Rawpixel.com / Shutterstock
Technology and digital spaces provide extensive opportunities through their contribution to women’s empowerment and ending gender inequalities. However, technology products and platforms are also spaces and tools which can be wielded, either with or without intention, to cause harm. They enable gender-based violence to be committed, assisted, aggravated and amplified. Technology-facilitated gender-based violence (TF GBV) targets all women but is particularly pervasive among those women and girls with intersecting identities . Further, women who use technology and digital spaces in their professional lives, such as journalists, activists and politicians, are disproportionately targeted with TF GBV. This has a detrimental silencing effect and serious consequences for democracies and societies.

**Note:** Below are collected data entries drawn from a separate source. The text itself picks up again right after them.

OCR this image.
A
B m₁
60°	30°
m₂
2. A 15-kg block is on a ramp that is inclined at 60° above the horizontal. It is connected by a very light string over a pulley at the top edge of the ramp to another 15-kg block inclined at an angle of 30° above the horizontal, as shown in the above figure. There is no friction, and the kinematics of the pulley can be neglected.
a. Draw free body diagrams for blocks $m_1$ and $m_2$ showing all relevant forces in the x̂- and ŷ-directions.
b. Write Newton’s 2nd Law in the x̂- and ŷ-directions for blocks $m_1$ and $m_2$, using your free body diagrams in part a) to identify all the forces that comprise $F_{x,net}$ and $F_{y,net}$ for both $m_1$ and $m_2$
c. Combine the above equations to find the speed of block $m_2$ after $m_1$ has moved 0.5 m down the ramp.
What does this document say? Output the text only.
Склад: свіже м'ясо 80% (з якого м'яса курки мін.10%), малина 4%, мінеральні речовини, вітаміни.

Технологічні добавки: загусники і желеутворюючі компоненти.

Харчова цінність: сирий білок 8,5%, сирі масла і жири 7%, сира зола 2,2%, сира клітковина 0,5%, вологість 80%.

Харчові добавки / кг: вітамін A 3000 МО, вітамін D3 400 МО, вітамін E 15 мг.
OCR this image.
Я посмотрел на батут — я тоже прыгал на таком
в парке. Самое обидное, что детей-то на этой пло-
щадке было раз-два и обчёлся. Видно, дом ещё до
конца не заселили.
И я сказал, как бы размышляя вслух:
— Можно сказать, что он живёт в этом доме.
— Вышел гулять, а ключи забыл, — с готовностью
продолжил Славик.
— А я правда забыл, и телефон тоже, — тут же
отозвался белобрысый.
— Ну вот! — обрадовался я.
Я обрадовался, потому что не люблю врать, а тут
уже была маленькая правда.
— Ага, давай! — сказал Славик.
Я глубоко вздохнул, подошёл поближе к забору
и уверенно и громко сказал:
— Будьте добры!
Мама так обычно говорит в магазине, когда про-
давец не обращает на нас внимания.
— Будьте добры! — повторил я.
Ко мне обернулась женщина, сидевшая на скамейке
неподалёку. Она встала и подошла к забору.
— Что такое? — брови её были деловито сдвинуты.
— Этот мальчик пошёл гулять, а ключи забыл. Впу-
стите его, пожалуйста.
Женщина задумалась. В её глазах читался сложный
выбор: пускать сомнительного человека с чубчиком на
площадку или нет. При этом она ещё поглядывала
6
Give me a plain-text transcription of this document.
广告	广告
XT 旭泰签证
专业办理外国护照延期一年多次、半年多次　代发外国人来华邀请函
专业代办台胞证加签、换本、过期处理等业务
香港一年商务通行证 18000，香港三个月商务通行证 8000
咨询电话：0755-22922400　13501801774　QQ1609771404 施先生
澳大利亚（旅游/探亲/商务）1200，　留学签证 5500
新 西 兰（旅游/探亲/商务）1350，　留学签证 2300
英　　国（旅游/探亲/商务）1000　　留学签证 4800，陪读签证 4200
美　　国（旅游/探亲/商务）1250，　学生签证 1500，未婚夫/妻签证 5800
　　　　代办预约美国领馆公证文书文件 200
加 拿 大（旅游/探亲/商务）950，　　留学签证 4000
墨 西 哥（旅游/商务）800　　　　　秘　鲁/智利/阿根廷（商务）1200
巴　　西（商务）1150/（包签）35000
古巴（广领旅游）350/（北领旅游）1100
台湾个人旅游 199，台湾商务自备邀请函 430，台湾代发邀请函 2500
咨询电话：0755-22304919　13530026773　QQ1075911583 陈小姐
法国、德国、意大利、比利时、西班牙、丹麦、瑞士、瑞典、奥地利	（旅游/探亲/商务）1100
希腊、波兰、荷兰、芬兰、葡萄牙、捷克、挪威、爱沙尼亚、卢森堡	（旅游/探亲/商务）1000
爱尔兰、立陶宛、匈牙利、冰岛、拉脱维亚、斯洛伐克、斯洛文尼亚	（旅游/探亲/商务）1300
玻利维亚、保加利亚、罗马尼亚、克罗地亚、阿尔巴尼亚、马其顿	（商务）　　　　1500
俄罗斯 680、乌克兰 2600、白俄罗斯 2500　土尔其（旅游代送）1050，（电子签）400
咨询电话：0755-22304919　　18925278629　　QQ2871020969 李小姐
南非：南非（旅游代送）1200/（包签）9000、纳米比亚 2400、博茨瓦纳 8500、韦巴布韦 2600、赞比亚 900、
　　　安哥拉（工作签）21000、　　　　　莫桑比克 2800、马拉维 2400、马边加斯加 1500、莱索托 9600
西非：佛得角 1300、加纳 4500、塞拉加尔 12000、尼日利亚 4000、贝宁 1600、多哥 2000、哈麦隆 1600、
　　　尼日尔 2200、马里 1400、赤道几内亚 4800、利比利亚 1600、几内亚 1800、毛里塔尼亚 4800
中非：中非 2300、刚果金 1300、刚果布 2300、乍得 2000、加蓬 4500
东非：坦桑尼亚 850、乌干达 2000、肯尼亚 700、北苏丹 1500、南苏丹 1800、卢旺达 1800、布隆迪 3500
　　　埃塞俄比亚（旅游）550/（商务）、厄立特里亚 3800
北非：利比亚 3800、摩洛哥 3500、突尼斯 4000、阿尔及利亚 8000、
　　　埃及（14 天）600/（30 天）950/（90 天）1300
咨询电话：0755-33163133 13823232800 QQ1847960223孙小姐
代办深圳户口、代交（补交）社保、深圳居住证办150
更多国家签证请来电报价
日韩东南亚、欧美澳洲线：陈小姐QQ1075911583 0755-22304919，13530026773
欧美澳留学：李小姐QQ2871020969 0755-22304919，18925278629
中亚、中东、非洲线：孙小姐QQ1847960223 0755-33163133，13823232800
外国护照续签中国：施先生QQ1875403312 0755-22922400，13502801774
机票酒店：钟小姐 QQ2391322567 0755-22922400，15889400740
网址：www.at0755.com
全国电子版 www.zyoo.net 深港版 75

From November 29 to December 1, 2022, the Wilson Center's Science and Technology Innovation Program and the United Nations Population Fund (UNFPA) held a three-day expert symposium on technology-facilitated gender-based violence (TF GBV) with stakeholders from civil society, academia, the technology industry, government, regulation, and intergovernmental organizations and representatives from every continent, including over 25 countries. These publications are a product of the converging of stakeholders to discuss where we are now in terms of preventing technology-facilitated gender-based violence, and where the processes of collecting data, the methods of measurement, creating and improving technology, and crafting policies needs to go.
More of UNFPA's work on TF GBV can be found here.
Background on the Project
Prevalence of TF GBV
TF GBV is widespread. Available data from 51 countries with the highest Internet penetration rates suggest that as many as 38 per cent of women have personally experienced online violence, while 85 per cent of women have witnessed online violence being committed against another woman. Over half, or 58 per cent of all young women and girls, between 15 and 25 years of age, have been subjected to online harassment in 22 countries globally. These statistics show that TF GBV is not only shockingly pervasive but starts early and contributes to the normalization of GBV against women and girls online and offline.
Furthermore, TF GBV often occurs in a continuum of online and offline violence. In a context of offline violence, abuse is likely to continue in online spaces and through technological means, and vice versa: abuse that starts in the digital world can turn into threats and actions of physical violence.
Global Symposium Information
Wilson Center’s Science and Technology Innovation Program and the United Nations Population Fund held a three-day expert symposium, November 29- December 1, on technology-facilitated gender-based violence (TF GBV) with stakeholders from civil society, academia, the technology industry, government, regulation, and intergovernmental organizations and representatives from every continent, including over 25 countries.
The purpose of the symposium was to: (1) provide a platform for exchanging knowledge and good practices by civil society organizations and technology companies to address TF GBV; (2) identify challenges and opportunities to advance progress; and (3) foster collaboration and partnerships between actors in the TF GBV space, to create innovative solutions that comprehensively address the issue.